I have a piece of 2x8 Southern Yellow Pine that forms the back slab of
the bench I am building. I picked this board because it was straight,
knot-free, and had consistent grain direction for planing. And the
"dirt" on it would come off as I dimensioned it, right? WRONG!
I now have what looks like mildew--a grey staining, primarily in the
early wood. Too late to replace it in my project (at least without a
chain saw), and I'm wondering what to do now. I have a cutoff to
experiment with. Resawing a small piece showed the grey stain to be
throughout the wood, not just on the surface.

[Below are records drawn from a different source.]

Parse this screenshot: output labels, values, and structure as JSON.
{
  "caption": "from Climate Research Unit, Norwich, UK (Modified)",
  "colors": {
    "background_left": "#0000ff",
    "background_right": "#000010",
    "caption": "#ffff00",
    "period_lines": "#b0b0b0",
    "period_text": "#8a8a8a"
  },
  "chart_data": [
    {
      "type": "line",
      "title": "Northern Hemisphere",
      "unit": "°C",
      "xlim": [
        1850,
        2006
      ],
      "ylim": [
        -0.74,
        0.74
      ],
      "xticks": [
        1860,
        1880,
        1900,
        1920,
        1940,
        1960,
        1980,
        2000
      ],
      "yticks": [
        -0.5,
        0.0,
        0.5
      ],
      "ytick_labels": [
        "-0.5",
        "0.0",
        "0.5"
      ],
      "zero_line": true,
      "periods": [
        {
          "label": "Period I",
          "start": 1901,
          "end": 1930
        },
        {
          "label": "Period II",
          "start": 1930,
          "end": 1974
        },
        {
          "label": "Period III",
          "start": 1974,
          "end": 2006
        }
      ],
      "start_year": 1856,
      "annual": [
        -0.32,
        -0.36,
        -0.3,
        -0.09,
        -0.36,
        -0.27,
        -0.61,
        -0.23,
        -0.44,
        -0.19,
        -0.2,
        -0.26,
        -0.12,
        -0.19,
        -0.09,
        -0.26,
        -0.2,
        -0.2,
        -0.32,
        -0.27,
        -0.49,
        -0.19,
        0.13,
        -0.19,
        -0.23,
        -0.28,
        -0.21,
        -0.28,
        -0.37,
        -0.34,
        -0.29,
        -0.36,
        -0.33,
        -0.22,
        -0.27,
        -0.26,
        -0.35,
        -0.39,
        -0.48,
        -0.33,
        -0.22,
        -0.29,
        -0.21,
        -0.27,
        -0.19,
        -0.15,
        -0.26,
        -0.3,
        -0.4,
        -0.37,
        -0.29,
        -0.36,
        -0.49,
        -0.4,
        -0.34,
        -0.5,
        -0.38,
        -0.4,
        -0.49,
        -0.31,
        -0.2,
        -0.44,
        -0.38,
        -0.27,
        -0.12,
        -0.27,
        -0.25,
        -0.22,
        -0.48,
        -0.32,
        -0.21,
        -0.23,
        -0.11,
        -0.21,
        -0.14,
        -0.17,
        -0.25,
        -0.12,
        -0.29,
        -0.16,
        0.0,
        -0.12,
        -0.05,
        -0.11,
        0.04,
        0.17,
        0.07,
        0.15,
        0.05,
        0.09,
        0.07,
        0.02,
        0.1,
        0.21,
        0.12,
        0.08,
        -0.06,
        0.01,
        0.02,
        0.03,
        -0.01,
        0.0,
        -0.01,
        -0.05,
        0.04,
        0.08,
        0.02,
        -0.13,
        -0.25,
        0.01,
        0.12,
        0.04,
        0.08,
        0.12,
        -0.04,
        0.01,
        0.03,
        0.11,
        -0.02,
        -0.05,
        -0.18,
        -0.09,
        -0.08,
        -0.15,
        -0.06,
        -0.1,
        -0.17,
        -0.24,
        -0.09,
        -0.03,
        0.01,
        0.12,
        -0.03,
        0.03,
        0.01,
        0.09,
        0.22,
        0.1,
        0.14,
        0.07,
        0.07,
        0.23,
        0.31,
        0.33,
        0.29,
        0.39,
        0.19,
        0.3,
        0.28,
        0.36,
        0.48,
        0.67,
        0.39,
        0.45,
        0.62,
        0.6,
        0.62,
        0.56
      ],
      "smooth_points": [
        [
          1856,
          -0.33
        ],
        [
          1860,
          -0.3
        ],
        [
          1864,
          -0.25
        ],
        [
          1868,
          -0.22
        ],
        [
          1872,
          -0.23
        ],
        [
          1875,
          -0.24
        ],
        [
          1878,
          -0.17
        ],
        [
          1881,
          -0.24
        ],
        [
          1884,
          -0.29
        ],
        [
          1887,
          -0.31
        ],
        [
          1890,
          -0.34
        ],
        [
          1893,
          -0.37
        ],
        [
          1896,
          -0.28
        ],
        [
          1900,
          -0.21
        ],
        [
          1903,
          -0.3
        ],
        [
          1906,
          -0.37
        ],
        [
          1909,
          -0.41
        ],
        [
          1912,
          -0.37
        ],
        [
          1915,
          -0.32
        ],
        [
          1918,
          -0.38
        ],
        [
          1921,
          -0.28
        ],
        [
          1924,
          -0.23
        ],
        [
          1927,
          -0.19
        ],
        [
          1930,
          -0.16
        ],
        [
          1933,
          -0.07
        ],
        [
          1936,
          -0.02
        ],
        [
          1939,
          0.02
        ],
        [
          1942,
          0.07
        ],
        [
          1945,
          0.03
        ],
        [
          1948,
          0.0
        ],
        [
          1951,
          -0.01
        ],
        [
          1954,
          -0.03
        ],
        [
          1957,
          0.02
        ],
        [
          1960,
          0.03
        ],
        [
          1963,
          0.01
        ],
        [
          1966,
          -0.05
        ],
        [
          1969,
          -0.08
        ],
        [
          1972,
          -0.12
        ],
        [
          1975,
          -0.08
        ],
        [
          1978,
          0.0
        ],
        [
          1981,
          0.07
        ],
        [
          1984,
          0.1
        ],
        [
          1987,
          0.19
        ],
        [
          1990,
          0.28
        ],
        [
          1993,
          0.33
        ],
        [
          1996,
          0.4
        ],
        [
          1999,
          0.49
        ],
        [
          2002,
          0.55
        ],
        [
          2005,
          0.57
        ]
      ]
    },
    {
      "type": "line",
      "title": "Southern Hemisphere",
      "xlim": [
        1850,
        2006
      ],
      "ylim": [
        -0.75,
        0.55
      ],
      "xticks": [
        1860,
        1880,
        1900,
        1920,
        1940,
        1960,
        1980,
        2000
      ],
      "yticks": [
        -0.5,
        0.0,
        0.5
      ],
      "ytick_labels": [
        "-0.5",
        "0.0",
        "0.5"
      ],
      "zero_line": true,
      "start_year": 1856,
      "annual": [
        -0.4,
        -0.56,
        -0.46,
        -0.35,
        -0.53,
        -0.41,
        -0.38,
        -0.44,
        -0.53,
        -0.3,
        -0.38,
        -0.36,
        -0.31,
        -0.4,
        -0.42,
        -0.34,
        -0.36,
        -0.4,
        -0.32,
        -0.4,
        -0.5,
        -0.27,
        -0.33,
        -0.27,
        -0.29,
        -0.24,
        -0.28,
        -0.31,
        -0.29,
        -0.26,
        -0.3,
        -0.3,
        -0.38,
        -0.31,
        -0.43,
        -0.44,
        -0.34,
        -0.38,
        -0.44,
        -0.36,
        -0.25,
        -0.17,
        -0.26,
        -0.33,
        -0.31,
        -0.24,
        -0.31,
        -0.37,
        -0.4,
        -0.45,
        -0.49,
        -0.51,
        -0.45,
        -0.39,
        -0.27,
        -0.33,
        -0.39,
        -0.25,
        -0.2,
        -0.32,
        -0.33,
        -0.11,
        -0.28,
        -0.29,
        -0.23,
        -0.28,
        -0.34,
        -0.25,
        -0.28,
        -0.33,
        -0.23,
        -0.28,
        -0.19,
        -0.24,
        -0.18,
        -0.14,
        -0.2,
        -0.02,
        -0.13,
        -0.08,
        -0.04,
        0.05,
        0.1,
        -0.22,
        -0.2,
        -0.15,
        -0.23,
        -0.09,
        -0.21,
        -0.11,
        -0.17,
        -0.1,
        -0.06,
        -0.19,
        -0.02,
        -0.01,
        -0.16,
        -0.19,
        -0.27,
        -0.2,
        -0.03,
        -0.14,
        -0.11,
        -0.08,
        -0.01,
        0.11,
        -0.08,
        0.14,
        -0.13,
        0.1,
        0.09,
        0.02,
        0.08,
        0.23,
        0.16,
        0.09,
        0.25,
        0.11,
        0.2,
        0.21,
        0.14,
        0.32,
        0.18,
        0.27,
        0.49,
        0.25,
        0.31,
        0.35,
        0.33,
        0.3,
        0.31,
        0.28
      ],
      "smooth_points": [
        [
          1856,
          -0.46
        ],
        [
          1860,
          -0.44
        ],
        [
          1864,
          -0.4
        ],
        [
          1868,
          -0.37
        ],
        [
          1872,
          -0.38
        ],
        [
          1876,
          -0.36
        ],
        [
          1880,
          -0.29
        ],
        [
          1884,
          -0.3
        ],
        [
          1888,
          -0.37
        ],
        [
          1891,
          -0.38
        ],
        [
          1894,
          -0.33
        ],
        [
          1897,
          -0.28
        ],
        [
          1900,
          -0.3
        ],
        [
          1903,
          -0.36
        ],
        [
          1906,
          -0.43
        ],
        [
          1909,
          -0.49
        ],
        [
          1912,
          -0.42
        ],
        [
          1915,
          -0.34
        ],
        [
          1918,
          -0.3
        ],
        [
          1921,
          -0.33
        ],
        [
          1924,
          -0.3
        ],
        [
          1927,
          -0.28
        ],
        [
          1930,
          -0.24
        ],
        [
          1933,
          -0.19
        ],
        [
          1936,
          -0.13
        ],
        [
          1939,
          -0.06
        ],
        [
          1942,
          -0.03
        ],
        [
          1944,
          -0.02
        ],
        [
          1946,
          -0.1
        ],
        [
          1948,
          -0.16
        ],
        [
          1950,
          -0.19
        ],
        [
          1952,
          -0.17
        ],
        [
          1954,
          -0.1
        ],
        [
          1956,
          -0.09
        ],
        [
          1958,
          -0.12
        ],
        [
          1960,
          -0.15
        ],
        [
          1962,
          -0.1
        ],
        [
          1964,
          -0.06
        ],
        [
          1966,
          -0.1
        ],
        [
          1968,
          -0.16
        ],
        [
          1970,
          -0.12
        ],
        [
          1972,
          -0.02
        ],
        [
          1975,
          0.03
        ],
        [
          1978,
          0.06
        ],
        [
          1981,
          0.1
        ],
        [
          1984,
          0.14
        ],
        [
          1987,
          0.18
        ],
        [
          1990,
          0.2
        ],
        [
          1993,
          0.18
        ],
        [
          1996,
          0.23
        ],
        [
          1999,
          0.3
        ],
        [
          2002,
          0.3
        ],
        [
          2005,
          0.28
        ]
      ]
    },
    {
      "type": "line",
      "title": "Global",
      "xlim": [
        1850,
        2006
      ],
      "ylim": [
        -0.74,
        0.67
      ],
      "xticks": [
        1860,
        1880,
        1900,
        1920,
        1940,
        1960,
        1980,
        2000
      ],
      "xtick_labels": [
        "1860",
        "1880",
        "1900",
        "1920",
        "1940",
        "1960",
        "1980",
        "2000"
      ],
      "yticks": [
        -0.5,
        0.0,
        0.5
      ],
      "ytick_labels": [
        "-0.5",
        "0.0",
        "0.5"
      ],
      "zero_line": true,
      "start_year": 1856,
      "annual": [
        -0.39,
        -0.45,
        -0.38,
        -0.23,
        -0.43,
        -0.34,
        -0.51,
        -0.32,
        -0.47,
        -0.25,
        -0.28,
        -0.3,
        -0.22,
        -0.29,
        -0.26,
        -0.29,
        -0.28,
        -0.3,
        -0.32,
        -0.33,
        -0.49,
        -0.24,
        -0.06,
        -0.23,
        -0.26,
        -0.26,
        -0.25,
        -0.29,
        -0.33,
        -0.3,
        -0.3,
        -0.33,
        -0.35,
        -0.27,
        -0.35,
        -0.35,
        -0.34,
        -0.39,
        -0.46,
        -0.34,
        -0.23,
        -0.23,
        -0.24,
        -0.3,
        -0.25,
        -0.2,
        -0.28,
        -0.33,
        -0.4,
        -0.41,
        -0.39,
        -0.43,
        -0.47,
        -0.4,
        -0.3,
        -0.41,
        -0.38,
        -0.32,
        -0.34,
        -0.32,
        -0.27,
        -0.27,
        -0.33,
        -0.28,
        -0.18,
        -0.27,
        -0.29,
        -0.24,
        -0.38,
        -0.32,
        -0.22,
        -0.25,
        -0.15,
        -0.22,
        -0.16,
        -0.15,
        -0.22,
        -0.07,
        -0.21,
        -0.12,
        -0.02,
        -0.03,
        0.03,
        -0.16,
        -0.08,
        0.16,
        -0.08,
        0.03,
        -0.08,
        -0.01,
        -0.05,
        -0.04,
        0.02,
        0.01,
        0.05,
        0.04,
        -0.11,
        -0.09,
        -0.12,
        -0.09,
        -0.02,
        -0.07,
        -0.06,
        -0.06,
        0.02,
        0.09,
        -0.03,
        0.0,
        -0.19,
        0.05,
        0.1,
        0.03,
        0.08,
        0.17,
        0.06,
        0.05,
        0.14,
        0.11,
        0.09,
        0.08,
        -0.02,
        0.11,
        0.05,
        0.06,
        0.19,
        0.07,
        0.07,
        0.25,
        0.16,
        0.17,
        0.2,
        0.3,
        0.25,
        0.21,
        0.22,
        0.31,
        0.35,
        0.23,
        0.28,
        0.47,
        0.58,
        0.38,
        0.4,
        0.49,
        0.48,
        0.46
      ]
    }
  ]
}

A dilute Clorox solution had no visible effect. Should I try it
straight? Would wood bleach (oxalic acid?) do anything? My concerns
are primarily to kill whatever this is if it is alive, so that I don't
have spores possibly causing health problems, or something eating the
wood. Only secondarily, I would like to get rid of the stain for
appearances.
Planning to use either tung oil or BLO when bench is finished, if that
makes any difference.
Thanks for any advice, or pointers to sources of information.
--
Alex -- Replace "nospam" with "mail" to reply by email. Checked infrequently.
"alexy" <[email protected]> wrote in message
news:[email protected]...
> I have a piece of 2x8 Southern Yellow Pine that forms the back slab of
> the bench I am building. I picked this board because it was straight,
> knot-free, and had consistent grain direction for planing. And the
> "dirt" on it would come off as I dimensioned it, right? WRONG!
>
> I now have what looks like mildew--a grey staining, primarily in the
> early wood. Too late to replace it in my project (at least without a
> chain saw), and I'm wondering what to do now. I have a cutoff to
> experiment with. Resawing a small piece showed the grey stain to be
> throughout the wood, not just on the surface.
>
> A dilute Clorox solution had no visible effect. Should I try it
> straight? Would wood bleach (oxalic acid?) do anything? My concerns
> are primarily to kill whatever this is if it is alive, so that I don't
> have spores possibly causing health problems, or something eating the
> wood. Only secondarily, I would like to get rid of the stain for
> appearances.
>
> Planning to use either tung oil or BLO when bench is finished, if that
> makes any difference.
>
> Thanks for any advice, or pointers to sources of information.
http://www.fpl.fs.fed.us/documnts/fplgtr/fplgtr113/ch13.pdf
http://www.fpl.fs.fed.us/documnts/fplgtr/impgtr01.pdf
http://www.fpl.fs.fed.us/documnts/pdf1984/feist84a.pdf
Learn to love it. Once the wood's below 20% MC, the stuff won't grow.
"George" <george@least> wrote:
>http://www.fpl.fs.fed.us/documnts/fplgtr/fplgtr113/ch13.pdf
>http://www.fpl.fs.fed.us/documnts/fplgtr/impgtr01.pdf
>http://www.fpl.fs.fed.us/documnts/pdf1984/feist84a.pdf
Thanks, George. Great sources. I haven't read them all yet, but hope
your comment is the crux of it:
>Learn to love it. Once the wood's below 20% MC, the stuff won't grow.
That I can live with. It was very wet at the Borg, but has been
sitting in a basement shop (which is bordered on two sides with
finished rooms with conditioned air) for over a year, so is pretty dry
now. Guess I will just seal it up and enjoy the stain.
--
Alex -- Replace "nospam" with "mail" to reply by email. Checked infrequently.